If I taste an orange wine and taste candied ginger - and you taste the same wine and you taste ass - we are both equally correct.
If you like the taste of Jagermeister and its 56 herbs and spices, that’s awesome - LOVE that for you. If I taste Jagermeister, it tastes like shame and pretending to like beer at my first boy/girl party. Both are equally valid assessments of taste.
Regrettably, Australian wine consumers have been uniquely subjugated, our tastes suppressed and moulded to fit Big Industry. It’s Parkeristion of Australian wine in the 80s. It’s Tall Poppy Syndrome. It’s our evil Supermarket duolopy. It’s a growing precariat class and a shrinking middle class. It’s the mere-exposure affect. It’s wankery and classism as a selling technique.
The result: it’s disappointing love child, the Performative Swirler.
Wine is remarkably romantic and loveable. It’s an agricultural product made by human hands, that involves thoughtful farming and environmental practices, passion, creativity, culture, heritage and hard work - which is expressed with an astonishing degree of variability and variety - and will give you a nice, warm buzz. It’s equally sad that people use it as a cultural measure stick, insufferably over-intellectualised to a point that denies people social access to a product that arguably is the essence of humanity and community, an unrivalled social lubricant.

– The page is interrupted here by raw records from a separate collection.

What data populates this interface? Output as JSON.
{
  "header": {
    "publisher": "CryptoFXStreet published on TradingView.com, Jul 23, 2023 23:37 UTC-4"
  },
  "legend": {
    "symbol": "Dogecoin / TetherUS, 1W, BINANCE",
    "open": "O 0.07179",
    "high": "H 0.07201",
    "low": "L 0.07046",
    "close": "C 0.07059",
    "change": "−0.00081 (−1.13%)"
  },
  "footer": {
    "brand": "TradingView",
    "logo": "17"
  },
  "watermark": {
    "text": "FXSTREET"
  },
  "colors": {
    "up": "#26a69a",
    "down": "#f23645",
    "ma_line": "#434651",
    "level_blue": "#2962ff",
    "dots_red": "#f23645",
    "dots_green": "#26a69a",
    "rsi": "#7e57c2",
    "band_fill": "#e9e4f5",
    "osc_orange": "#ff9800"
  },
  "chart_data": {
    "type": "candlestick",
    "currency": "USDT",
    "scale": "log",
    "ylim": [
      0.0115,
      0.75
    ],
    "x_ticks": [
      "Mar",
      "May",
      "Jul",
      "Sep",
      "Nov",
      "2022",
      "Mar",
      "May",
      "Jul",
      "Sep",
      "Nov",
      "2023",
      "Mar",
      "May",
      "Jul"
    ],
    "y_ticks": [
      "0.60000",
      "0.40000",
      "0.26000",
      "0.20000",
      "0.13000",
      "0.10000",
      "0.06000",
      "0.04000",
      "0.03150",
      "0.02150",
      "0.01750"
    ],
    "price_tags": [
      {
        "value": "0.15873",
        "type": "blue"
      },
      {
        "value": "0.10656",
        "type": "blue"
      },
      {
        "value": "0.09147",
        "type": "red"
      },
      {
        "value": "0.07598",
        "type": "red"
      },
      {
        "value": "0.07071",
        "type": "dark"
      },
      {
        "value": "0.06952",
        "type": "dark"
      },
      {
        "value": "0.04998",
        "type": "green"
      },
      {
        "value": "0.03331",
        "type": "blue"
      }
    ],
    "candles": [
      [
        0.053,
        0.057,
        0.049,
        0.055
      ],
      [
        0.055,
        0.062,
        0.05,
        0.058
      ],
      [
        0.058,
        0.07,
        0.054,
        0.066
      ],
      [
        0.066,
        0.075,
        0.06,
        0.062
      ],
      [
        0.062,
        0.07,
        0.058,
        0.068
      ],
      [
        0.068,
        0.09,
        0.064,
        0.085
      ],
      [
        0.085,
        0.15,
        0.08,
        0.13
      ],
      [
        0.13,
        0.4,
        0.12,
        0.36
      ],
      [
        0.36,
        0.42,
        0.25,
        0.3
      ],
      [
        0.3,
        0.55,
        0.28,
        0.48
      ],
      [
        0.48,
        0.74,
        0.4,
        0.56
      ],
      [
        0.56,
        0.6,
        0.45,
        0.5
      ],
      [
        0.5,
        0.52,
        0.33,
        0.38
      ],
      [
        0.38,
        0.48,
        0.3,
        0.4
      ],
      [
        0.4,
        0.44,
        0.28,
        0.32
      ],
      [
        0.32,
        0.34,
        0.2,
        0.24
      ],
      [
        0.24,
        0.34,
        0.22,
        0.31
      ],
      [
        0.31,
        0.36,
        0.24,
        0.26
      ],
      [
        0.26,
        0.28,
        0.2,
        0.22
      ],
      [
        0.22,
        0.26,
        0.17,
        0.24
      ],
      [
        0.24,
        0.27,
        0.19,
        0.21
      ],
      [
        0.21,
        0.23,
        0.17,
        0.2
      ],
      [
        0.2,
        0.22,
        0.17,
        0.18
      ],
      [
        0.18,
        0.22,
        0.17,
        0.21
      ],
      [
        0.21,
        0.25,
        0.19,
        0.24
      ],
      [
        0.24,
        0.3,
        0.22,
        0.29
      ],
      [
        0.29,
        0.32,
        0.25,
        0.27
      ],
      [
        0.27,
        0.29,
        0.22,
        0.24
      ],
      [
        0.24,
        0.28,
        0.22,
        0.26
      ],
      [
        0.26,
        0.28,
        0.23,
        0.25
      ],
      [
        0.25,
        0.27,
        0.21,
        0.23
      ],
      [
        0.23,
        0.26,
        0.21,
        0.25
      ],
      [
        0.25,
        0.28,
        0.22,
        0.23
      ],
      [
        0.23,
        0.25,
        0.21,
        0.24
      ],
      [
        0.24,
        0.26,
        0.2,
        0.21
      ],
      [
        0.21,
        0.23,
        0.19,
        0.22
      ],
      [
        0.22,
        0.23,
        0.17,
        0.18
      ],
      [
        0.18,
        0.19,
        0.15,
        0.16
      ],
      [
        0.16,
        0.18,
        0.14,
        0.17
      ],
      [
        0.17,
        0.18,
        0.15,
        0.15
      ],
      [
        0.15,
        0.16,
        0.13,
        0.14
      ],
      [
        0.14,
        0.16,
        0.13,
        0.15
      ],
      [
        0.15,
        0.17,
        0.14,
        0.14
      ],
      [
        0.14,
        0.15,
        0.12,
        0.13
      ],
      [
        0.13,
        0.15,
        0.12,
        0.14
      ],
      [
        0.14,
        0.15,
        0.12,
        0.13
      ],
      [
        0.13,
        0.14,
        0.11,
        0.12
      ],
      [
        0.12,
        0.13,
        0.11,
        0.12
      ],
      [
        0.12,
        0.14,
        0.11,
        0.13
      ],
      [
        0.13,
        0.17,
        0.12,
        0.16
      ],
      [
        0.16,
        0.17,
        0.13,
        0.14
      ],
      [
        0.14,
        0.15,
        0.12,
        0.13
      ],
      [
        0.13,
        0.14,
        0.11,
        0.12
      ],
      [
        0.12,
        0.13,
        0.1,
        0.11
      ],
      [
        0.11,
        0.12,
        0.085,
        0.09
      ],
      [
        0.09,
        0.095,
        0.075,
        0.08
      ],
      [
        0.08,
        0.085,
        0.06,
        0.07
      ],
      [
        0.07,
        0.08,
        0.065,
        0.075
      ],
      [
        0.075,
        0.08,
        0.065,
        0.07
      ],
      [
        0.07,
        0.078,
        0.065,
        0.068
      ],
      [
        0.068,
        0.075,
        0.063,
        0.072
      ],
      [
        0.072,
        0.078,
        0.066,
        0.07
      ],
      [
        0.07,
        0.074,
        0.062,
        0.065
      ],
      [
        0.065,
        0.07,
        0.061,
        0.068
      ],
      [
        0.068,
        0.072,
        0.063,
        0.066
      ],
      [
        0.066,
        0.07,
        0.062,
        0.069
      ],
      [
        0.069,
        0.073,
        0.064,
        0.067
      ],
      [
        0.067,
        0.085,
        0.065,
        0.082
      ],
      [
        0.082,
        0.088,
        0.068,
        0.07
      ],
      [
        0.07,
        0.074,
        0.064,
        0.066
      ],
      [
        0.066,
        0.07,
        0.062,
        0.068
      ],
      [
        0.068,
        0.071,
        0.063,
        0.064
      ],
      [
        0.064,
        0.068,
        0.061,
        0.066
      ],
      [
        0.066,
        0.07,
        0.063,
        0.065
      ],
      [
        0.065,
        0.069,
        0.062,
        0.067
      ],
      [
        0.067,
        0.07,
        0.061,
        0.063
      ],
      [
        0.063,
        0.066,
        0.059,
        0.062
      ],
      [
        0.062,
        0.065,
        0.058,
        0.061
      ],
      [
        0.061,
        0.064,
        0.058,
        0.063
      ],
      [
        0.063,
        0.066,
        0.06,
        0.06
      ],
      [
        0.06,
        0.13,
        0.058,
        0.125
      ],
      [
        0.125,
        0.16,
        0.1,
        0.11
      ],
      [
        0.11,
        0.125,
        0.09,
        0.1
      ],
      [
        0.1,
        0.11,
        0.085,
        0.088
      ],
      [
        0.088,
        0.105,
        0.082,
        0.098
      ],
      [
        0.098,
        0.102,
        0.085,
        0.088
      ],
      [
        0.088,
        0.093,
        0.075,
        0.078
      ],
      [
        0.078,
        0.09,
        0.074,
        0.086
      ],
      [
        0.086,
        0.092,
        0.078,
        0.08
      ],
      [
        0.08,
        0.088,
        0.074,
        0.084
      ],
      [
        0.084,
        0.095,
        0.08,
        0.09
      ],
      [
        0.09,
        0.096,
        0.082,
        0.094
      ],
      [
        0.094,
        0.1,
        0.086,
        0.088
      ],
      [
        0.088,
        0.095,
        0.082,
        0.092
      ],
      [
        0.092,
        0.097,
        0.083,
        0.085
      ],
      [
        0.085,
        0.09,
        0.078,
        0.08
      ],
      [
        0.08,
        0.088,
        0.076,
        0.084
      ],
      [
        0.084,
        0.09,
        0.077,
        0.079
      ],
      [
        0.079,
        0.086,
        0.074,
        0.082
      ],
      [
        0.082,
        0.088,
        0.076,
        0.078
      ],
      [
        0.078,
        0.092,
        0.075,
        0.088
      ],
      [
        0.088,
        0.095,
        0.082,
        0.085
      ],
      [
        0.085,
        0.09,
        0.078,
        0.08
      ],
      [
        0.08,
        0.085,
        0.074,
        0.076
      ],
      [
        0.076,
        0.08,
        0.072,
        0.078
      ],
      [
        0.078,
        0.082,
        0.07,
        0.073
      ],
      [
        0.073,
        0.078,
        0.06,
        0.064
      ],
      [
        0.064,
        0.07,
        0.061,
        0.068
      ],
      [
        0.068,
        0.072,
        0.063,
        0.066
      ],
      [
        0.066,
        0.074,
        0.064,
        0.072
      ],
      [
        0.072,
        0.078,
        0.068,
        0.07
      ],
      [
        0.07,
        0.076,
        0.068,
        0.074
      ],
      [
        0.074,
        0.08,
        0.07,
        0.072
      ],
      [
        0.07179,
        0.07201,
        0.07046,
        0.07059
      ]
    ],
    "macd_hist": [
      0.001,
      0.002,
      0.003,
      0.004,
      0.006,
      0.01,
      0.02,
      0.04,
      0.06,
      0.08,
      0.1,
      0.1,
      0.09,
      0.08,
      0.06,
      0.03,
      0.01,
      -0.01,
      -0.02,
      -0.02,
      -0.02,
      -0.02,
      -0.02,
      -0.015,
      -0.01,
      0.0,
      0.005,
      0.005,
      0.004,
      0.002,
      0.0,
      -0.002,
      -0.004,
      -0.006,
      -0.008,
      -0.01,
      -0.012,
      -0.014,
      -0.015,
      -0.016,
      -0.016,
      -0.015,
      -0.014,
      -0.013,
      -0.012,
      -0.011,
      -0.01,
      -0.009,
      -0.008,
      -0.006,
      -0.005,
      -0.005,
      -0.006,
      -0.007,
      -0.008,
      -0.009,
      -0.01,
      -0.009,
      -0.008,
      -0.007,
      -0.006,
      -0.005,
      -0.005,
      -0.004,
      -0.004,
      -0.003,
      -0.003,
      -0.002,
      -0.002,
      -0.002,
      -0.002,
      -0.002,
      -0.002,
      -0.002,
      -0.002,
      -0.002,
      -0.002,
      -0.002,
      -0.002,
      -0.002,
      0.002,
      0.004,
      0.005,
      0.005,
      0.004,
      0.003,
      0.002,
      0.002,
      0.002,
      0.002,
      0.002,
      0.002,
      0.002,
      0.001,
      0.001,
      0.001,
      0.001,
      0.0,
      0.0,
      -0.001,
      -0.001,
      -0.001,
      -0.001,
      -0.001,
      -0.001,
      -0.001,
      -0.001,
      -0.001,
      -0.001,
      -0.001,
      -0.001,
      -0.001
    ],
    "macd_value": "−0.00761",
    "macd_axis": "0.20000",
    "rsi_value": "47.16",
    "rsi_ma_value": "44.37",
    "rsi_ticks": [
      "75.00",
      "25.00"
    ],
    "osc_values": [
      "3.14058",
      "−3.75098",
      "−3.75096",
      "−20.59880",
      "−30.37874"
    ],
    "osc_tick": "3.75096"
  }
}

If you’re holding a wine glass and feel your wrist loosen, stawp. There this a way to enjoy wine and be curious AND not be a twat.
Our simple homemade recipe for enjoying wine:
Learn the winemaker's name. The human, the face. Learn to love the wine and the winemaker’s story. Go meet them at a local tasting or at their cellar door. It’s more romantique!
When asked to describe a wine, start with ‘it’s yummy, I love it’. If you have the technical wine knowledge to know why you like the wine, wow that's cool, but keep it on the inside, save the jargon for your trade tasting. Give people space to agree with you or express their own opinion.
Stop buying wine from supermarket-owned chains. They are irredeemably evil corporations that bully grape growers, small wine producers and independent wine retailers. They’re the reason ‘natural wine’ is in quotation markers. Industrialised, frankensteined wine is the blip in wine history - they’ve just peddled it as the norm, for enormous profits.
Buy a wine you can’t pronounce. Drink it, google it. Learn how to say Gewürztraminer and Assyrtiko.
Invest in some anti-swirl technology. Pour your wine into a coffee mug, into a stem-less something with no shape. It’s for your own good.
Dom Garreffa operates Crooked Drinks, a silly little wine store on Smith Street in Collingwood on the unceded lands of the Boonwurrung and Wurundjeri Woi Wurrung poeple of the Kulin nation.